In A Study Published In Nature Cancer, Scientists From Institutions Such As The German Cancer Research Center (DKFZ) Challenged The Problem. They Found That The Loss Of An Amino Acid May Explain The Disappearance Of Cancer Cells In These Children.
This Discovery Starts With MYCN Gene, A Member Of Oncogene Family That Has Attracted Much Attention Recently.

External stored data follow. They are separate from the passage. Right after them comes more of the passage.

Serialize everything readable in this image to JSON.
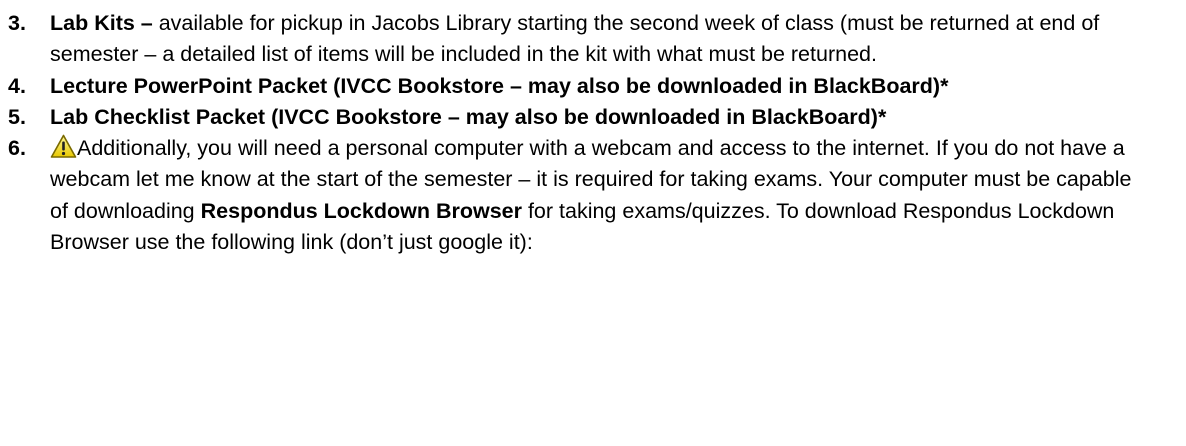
{
  "items": [
    {
      "number": "3.",
      "bold": "Lab Kits –",
      "text": " available for pickup in Jacobs Library starting the second week of class (must be returned at end of semester – a detailed list of items will be included in the kit with what must be returned."
    },
    {
      "number": "4.",
      "bold": "Lecture PowerPoint Packet (IVCC Bookstore – may also be downloaded in BlackBoard)*"
    },
    {
      "number": "5.",
      "bold": "Lab Checklist Packet (IVCC Bookstore – may also be downloaded in BlackBoard)*"
    },
    {
      "number": "6.",
      "icon": "warning-icon",
      "text_a": "Additionally, you will need a personal computer with a webcam and access to the internet. If you do not have a webcam let me know at the start of the semester – it is required for taking exams. Your computer must be capable of downloading ",
      "bold": "Respondus Lockdown Browser",
      "text_b": " for taking exams/quizzes. To download Respondus Lockdown Browser use the following link (don’t just google it):"
    }
  ],
  "colors": {
    "warning_fill": "#f7e400",
    "warning_stroke": "#7a6a00"
  }
}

Recent Studies Have Pointed Out That As A Regulatory Factor In The Direction Of Disease Development, MYCN Gene Determines Whether Precursor Cells Will Develop Into Mature Nerve Cells Or Malignant Neuroblastoma.
The Genome Of Malignant Neuroblastoma Carries Hundreds Of Active Copies Of MYCN Gene. Its High Activity Leads To A Significant Change In Cancer Cell Metabolism. But The Question Is, What Benefits Does This Gene Bring To Cancer Cells? If The Action Process Of MYCN Gene Can Be Terminated, Can The Process Of Cancer Be Stopped?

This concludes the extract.